On the not so bright side: the insomnia, apparently, is still an issue. According to my Fitbit tracker, which I do not know if it is better or worse for my insomnia, says that I am averaging about 3-4 hours of solid sleep a night. I still have issues with bile reflux, but it is no where near as bad as it was before. Dumping syndrome has helped with a change of diet, although it is incredibly difficult for me to give up delicious bread. I know it’s rolling the dice, but how could it be so wrong if it tastes so right? Randomly I woke up in the middle of the night last week dripping in sweat with the onset of dumping, it was really weird considering it had been hours since I ate last.

My new project: about a month ago, inspired by a Buzzfeed article on coffee shops you have to visit before you die, I decided to go on a motorcycle tour around the Bay Area in search of great roads and great coffee. If you want to follow my journey, subscribe to my YouTube channel here, and my Medium site here.

In a couple weeks it will officially be a year since my total gastrectomy, until then, live on!

February in California is pretty rough…

4 thoughts on “The Belly of the Whale, Get It?

  1. I enjoyed reading your 2 most recent posts.

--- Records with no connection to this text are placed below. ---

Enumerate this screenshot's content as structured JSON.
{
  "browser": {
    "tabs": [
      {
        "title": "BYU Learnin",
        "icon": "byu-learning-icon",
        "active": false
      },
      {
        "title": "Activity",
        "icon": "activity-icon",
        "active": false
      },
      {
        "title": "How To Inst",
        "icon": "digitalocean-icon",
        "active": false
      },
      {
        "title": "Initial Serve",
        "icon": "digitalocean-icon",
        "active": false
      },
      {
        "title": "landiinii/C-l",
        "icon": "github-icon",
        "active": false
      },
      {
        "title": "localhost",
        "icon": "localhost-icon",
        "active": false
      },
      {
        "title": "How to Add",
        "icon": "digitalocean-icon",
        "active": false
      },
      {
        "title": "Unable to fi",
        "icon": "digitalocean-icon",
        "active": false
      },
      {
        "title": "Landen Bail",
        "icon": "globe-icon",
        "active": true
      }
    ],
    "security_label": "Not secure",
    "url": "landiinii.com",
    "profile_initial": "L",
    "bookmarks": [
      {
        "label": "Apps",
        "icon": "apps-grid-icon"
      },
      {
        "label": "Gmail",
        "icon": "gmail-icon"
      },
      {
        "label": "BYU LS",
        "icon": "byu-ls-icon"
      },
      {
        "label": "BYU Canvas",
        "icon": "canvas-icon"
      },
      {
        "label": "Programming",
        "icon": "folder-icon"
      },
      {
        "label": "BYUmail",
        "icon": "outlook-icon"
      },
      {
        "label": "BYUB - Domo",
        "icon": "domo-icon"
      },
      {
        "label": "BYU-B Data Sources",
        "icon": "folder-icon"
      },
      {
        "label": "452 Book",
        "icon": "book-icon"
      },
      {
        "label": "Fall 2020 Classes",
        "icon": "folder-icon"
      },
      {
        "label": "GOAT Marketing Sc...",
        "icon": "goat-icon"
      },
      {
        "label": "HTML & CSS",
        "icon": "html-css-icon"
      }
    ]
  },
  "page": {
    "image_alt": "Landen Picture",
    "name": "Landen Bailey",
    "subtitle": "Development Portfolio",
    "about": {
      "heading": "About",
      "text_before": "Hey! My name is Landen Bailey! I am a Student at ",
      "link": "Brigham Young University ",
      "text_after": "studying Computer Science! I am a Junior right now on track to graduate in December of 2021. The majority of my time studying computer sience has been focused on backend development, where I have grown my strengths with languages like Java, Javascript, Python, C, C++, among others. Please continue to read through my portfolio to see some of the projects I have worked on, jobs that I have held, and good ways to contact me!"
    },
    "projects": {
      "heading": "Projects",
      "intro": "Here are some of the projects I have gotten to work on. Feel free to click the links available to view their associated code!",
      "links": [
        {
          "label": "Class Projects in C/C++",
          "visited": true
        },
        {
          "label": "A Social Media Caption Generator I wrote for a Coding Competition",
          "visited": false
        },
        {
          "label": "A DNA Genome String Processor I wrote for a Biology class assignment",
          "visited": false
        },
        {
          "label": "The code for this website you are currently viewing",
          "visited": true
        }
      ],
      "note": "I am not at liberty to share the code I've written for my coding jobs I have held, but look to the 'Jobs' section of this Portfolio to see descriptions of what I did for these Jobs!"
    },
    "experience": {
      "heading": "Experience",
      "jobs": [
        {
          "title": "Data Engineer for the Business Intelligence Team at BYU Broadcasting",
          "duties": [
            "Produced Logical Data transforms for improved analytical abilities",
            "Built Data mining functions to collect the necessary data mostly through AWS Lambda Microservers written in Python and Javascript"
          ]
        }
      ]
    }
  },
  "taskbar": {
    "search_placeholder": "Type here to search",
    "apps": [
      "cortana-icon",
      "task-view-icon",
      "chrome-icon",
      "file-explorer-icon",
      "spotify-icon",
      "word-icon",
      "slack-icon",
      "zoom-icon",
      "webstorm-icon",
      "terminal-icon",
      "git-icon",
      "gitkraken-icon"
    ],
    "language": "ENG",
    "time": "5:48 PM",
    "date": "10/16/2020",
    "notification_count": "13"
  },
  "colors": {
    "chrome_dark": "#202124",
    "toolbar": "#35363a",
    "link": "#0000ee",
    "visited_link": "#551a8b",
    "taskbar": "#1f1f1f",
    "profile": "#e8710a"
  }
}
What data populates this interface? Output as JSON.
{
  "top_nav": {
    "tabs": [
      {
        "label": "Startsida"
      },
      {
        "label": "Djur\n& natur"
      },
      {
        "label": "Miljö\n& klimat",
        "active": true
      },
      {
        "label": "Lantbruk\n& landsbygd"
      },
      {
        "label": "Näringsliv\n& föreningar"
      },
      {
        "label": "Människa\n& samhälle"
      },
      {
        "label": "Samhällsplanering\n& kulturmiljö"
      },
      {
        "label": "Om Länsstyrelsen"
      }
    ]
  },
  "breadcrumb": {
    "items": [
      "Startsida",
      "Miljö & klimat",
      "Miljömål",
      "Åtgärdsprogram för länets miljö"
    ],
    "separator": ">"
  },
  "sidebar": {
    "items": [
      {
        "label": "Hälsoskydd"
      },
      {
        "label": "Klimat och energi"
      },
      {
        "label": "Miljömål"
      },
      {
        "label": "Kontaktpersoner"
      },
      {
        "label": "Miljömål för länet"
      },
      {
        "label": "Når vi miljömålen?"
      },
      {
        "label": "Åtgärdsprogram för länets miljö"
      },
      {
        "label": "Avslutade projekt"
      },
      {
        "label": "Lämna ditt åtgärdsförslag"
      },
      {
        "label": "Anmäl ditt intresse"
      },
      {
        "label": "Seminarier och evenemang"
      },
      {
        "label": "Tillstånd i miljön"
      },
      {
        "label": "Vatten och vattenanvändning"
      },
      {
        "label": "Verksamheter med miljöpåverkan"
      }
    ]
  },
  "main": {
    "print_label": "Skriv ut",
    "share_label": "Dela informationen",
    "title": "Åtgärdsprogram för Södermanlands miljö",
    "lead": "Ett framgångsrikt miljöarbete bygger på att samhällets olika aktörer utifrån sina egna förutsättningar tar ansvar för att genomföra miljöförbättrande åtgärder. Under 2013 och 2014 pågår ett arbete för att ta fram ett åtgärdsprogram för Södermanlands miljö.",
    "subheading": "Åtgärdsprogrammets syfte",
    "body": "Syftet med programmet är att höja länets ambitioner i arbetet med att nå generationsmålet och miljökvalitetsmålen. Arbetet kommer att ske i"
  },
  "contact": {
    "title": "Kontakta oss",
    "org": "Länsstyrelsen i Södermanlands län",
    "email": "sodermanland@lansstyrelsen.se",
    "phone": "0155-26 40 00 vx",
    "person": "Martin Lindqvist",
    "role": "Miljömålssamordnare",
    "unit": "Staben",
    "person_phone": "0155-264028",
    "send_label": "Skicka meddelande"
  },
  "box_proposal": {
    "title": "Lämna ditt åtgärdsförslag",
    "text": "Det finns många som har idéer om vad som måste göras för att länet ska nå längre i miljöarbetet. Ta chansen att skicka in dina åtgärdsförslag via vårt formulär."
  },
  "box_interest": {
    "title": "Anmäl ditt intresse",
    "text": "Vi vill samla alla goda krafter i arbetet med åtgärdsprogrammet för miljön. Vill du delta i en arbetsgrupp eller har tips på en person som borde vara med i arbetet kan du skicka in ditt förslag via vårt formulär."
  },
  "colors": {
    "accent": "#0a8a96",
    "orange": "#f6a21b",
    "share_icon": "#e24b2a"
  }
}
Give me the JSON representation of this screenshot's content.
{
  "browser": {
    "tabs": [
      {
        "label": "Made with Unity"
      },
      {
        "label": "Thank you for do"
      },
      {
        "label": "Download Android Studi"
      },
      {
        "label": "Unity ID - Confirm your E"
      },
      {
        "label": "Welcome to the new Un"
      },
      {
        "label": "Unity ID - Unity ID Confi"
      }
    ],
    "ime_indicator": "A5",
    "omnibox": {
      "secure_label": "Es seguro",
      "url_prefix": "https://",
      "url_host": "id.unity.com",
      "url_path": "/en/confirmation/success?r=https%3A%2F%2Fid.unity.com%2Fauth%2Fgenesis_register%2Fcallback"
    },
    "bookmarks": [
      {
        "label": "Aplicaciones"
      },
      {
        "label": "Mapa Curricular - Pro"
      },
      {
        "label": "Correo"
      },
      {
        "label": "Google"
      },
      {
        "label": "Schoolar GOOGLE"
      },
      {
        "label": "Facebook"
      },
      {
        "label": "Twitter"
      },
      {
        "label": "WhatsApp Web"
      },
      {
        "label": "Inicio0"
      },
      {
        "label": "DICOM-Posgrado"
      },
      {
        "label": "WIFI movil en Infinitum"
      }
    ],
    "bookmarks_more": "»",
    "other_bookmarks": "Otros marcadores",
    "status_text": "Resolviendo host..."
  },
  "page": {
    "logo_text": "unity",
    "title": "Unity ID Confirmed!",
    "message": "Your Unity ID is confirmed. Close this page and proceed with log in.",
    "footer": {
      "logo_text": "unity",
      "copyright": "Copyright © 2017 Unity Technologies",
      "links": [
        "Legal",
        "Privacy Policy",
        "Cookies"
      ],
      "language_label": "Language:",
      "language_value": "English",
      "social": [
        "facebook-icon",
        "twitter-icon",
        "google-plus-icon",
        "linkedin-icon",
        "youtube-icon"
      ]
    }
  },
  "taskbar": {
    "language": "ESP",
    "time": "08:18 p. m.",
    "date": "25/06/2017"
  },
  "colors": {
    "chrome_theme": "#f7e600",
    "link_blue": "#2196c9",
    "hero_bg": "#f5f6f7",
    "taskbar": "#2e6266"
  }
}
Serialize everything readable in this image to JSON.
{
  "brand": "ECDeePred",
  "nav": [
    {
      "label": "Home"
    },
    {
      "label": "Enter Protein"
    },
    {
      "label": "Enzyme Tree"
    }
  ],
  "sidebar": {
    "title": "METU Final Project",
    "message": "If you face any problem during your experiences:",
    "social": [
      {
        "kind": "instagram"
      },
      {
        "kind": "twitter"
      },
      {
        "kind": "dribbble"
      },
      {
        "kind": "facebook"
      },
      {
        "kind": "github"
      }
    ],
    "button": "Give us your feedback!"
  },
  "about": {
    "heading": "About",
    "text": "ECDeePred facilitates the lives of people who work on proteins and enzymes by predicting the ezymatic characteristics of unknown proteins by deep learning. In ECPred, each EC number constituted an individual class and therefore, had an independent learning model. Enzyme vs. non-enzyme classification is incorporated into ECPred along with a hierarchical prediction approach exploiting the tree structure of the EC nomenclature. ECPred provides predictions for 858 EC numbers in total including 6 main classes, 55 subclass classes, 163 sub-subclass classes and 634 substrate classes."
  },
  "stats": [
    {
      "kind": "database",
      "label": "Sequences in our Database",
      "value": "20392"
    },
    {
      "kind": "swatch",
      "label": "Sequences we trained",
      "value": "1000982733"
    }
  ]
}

I can relate to some of your situations so it comforting knowing ” I’m not the only one”. Sometimes I feel like my coworkers or family think I exaggerate …so thank you for sharing and the idea of meeting with a nutritionist!

    1. Danielle, totally. Or it’s in your head! But the struggle is real for sure! If you see a nutritionist I would really recommend someone who works in bariatrics, otherwise most the info is great general knowledge about diet/nutrition… But was not the most helpful specifically. Good luck in your journey! Let me know if there is any other way I can help!